We were just talking the other day, myself, Dr. Mitra Ray, and another friend, Linda, about these foods from other countries and one of those is quinoa . So let’s talk about that because many of those that jump on the Transform 30 diet think “gluten-free = quinoa”. Obviously it is a nutrient-dense, gluten-free grain. That’s why my family originally used it. It comes from the Andes, where it has grown alongside potatoes, with roaming llamas and alpaca for thousands of years. Guess what? My family doesn’t use quinoa at all anymore.

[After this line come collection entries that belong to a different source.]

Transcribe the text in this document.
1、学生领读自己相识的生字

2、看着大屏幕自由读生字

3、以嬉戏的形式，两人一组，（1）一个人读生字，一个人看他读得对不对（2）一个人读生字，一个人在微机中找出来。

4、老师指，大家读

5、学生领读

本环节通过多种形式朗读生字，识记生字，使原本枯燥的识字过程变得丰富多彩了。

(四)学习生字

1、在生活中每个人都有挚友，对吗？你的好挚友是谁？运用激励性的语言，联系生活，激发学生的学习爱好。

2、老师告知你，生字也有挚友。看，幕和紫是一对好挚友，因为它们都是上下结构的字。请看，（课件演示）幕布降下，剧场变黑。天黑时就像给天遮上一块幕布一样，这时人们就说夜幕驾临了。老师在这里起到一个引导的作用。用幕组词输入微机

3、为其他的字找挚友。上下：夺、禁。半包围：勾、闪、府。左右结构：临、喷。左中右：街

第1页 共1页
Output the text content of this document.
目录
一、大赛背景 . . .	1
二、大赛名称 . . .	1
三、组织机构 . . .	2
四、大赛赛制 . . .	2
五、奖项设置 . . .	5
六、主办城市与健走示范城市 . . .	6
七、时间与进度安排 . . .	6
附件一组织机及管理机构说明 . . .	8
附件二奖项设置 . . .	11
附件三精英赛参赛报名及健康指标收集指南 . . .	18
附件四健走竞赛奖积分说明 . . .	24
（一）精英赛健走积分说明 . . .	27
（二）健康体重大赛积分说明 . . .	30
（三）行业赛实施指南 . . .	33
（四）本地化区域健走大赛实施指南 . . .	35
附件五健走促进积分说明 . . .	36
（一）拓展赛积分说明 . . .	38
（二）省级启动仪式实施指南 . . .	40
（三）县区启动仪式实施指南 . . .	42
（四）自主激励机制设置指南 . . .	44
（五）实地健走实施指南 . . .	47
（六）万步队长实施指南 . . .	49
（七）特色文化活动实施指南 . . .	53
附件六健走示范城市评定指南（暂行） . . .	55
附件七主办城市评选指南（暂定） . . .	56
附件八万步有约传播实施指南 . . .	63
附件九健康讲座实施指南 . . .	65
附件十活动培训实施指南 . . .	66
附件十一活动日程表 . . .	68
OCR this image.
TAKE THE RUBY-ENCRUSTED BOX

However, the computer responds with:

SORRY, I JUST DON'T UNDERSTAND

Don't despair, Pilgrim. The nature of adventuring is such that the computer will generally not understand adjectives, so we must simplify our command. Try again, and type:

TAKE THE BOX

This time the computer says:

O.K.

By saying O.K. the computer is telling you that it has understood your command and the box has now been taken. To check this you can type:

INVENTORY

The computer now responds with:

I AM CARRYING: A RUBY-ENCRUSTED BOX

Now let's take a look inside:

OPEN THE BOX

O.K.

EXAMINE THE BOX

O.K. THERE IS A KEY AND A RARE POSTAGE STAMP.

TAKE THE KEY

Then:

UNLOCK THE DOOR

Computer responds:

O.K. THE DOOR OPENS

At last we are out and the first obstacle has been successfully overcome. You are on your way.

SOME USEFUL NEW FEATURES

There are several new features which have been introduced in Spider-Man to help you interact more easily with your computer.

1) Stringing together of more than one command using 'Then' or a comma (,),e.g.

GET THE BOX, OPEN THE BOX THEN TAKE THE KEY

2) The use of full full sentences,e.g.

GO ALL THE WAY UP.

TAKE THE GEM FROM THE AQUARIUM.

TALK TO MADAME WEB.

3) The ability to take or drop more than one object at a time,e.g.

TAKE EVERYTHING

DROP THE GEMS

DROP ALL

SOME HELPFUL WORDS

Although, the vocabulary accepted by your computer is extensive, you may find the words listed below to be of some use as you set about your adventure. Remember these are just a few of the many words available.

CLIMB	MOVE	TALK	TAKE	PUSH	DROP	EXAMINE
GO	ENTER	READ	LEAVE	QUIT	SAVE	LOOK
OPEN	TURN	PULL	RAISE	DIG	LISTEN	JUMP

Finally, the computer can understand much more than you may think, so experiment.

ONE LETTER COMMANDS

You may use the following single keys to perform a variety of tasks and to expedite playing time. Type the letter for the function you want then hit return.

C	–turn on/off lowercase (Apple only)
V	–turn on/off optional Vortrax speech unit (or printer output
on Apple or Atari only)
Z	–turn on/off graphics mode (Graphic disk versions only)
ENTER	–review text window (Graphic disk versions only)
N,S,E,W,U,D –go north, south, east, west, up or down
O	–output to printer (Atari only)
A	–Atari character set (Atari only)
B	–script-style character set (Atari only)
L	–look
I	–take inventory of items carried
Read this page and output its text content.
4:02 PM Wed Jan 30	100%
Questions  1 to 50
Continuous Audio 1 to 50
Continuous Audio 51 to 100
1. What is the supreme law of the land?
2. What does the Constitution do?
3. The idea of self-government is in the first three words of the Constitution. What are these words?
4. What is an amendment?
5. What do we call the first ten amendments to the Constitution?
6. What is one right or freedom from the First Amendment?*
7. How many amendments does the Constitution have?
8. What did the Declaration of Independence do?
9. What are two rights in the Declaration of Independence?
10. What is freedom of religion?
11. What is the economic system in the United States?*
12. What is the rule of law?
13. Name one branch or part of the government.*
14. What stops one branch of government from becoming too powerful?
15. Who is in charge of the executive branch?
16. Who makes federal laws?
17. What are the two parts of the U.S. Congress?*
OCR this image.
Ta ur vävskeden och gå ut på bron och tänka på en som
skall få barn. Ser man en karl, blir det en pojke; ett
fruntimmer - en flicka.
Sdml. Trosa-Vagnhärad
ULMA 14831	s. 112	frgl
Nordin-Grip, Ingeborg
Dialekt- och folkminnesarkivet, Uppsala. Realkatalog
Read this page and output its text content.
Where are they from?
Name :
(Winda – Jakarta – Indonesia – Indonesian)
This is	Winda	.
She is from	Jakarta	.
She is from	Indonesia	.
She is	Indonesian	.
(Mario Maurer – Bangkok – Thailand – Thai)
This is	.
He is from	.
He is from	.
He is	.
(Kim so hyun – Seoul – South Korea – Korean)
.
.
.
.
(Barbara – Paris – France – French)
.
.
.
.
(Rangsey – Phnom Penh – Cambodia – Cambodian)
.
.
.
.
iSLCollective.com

With the huge demand in Europe and the United States to have more healthy, gluten-free grains, quinoa—which is very high in protein—has become very popular, especially among foodies.
So now, Bolivians cannot afford to buy quinoa, and the quinoa-growing region of the country is also the most malnourished because those who grow quinoa for export now purchase refined grains to eat from the store. In Peru, quinoa now costs more than chicken. As well their own soil now faces decreased soil fertility, as farmers mine their soil to grow quinoa year after year to meet our demand, instead of using traditional methods of rotating their crops with animal pastures to restore fertility and prevent erosion. Asparagus production for export in Peru as well has led to water shortages that locals need.
In India, farmers have seen groundwater levels drop, and have been forced to go further down for water. From 180 or 190 feet, and now even as far down as 550 feet. And the water is getting dirtier, and is polluted more and more with pesticides and chemicals.
Then we get into that which rises to buying local. Transportation costs of food is one of the fastest growing sources of greenhouse gas emissions. A basic diet of imported products can use four times the energy and produce four times the emissions of an equivalent diet from domestic and local foods.
And many of our own precious resources have been “wildcrafted” to almost an extinction in their natural habitats, and this includes considering the growing essential oil business that I love.
Simply put, the richest nations in the world for the most part, are eating their way through ecosystems all over the world, and without a concern for where our future is going. If you want to be organic, you want to be engaged in the “green” discussion, then you have to admit that you are still a consumer, even if you are eating gluten-free quinoa and fair trade chocolate. Over-consumption and sustainability are not compatible to this lifestyle, no matter how eco-friendly we try to be about it. So we need to stop feeling like it’s our right to eat superfoods every day, on demand.
The people who grow it for us often don’t have enough to eat at all because of it. And we need to think globally starting now. That brings me to the Juice Plus+ farm to capsule initiative. Juice Plus+ starts with farm fresh produce that, whenever possible, is carefully grown by midsize family farmers for the best quality nutrition. To avoid shipping the fruits and vegetables long distances, which would compromise their nutritional value, The Juice Plus+ Company locates juicing and drying facilities as close to its farmers as possible. And when that’s not possible, they use a process called Individual Quick Freezing (IQF) to lock in the nutrients of each fruit and vegetable before they have time to degrade. This also allows for a consistent supply of Juice Plus regardless of the growing season. Think about the foods, and the vibrations that you get from it. Why it feels so much better to eat something you grew in your Tower Garden, instead of purchased at the store from the organic farmer in Chile. I know that I am one to talk, because I love my hemp milk so much… but at some point we have to reduce, and now may be the time.